El líder norcoreano Kim Jong-un anunció que suspenderá sus pruebas nucleares y de misiles intercontinentales, así como el cierre de su centro de ensayos nucleares, un importante paso en la desnuclearización del país y en la normalizaciones de las relaciones en la península, que en los últimos meses han dado un giro sin precedentes.

La agencia de noticias norcoreana KCNA anunció la sorprendente decisión, destacando que a partir del 21 de abril, el país detendrá los ensayos nucleares y los lanzamientos de misiles balísticos intercontinentales con miras al cierre de las instalaciones de pruebas atómicas.

El presidente de Corea del Sur, Moon Jae-in, confirmó que Pyongyang está comprometida con su desnuclearización y que ha cambio no ha puesto condiciones que no puedan cumplir.

De hecho, el mandatario aseguró que ni si quiera están pidiendo que los cerca de 28.500 soldados estadounidenses que se encuentran desplegados en territorio surcoreano sean retirados.

El anuncio se produce de cara a la histórica cumbre que Moon sostendrá con Kim Jong-un el 27 de abril en la localidad fronteriza de Panmunjom, el tercero de su tipo entre líderes de ambas naciones y el primero desde 2007 y que servirá de preámbulo para el encuentro de Kim con Donald Trump.

“Corea del Norte aceptó suspender todas las pruebas nucleares y cerrar un importante sitio de prueba. Esta es una muy buena noticia para Corea del Norte y el mundo ¡Un gran progreso!
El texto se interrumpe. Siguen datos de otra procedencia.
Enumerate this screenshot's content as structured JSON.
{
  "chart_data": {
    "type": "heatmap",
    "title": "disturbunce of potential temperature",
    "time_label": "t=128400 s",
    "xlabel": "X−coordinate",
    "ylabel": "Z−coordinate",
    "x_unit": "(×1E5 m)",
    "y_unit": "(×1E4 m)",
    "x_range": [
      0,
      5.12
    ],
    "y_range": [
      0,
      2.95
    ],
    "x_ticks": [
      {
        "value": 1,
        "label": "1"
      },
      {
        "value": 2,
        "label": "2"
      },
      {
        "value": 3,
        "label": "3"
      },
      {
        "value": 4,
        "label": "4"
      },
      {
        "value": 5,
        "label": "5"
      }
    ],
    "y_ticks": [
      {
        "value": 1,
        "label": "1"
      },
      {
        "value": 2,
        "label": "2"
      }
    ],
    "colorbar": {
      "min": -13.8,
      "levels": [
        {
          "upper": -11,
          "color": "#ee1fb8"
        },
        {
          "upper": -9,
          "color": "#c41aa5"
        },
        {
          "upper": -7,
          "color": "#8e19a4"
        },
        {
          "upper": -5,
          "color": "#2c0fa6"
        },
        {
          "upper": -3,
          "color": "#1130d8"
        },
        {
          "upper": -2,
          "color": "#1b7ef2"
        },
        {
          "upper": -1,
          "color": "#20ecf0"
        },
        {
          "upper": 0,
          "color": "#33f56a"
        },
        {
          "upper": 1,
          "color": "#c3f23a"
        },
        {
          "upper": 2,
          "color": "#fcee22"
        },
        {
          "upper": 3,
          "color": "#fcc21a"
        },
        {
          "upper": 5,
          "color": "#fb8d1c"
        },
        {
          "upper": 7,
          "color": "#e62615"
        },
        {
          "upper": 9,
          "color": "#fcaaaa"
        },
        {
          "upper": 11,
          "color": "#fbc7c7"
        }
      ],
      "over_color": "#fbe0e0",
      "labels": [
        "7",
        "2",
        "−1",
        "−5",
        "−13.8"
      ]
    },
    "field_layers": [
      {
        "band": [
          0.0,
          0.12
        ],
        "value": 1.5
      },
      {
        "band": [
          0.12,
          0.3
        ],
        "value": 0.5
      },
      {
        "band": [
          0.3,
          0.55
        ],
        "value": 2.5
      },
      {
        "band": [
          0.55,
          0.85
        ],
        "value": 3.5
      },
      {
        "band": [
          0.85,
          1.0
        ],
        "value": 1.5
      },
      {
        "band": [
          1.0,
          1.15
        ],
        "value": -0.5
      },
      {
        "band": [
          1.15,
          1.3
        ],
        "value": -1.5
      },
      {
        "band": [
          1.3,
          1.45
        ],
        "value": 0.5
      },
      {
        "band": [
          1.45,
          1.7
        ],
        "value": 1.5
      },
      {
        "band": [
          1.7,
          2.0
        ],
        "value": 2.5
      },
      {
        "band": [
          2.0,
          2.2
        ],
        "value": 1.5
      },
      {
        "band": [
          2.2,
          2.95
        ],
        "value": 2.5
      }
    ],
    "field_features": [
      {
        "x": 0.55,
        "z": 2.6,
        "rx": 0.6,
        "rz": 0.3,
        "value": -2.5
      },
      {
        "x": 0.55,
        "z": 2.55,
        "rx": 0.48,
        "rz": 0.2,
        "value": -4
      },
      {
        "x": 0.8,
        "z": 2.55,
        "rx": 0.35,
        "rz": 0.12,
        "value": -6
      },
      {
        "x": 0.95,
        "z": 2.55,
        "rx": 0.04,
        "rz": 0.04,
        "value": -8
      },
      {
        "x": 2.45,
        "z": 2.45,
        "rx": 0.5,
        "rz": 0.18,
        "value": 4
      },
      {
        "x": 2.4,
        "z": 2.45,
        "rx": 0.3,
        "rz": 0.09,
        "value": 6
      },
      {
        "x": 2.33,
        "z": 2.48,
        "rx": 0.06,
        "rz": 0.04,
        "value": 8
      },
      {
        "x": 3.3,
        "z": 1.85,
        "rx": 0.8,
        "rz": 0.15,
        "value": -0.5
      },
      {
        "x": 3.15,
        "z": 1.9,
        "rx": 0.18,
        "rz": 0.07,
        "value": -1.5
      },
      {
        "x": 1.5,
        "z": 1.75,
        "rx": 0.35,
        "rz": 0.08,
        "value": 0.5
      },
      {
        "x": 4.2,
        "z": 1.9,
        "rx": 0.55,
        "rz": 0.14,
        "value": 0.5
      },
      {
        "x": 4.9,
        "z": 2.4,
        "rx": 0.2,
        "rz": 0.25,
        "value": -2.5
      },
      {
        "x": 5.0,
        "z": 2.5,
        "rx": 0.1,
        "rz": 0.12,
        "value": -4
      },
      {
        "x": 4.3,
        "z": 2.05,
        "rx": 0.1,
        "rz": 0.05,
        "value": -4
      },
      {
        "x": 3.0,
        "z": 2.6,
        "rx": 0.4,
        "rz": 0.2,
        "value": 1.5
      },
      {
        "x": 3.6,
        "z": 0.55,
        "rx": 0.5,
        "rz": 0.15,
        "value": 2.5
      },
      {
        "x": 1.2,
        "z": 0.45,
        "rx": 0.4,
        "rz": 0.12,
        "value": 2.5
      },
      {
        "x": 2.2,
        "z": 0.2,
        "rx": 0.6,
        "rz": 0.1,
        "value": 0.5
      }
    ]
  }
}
Esperamos nuestra Cumbre”, dijo el mandatario norteamericano.

Esta histórica decisión, que podría llevar paz a las dos coreas que viven en conflicto desde 1950, se produce tras una reunión entre Kim y el pleno del Comité Central del Partido de los Trabajadores celebrada en Pyongyang.

Ante los asistentes a la reunión, el líder norcoreano enumeró los logros del desarrollo armamentístico del país y elogió a científicos y militares. No obstante, declaró que los “cambios dramáticos que están teniendo lugar en el panorama político internacional” hace que ésta loca carrera armamentística sea ahora innecesario.

El régimen norcoreano logró rápidos avances tecnológicos en sus programas armamentísticos en los últimos años, provocando duras sanciones por parte del Consejo de Seguridad de la ONU, de Estados Unidos, la Unión Europea, Corea del Sur y otros países.

El año pasado llevó a cabo su sexto ensayo nuclear, el más potente hasta la fecha, y lanzó misiles capaces de alcanzar el territorio estadounidense.

A finales del 2017, durante sus últimos ensayos entre septiembre y noviembre, varios de los dispositivos sobrevolaron terreno nipón e incluso estallaron en el mar de Japón, lo que aumentó la tensión en la zona y le mereció sendas medidas que afectaron seriamente la economía de Corea del Norte.

De hecho, alegan tener una bomba de hidrógeno que es unas 100 veces más poderosa que el artefacto que estalló en Hiroshima.

Con este cambio de discurso, Kim estaría buscando abrirse al mundo tras años de hermetismo en la nación asiática.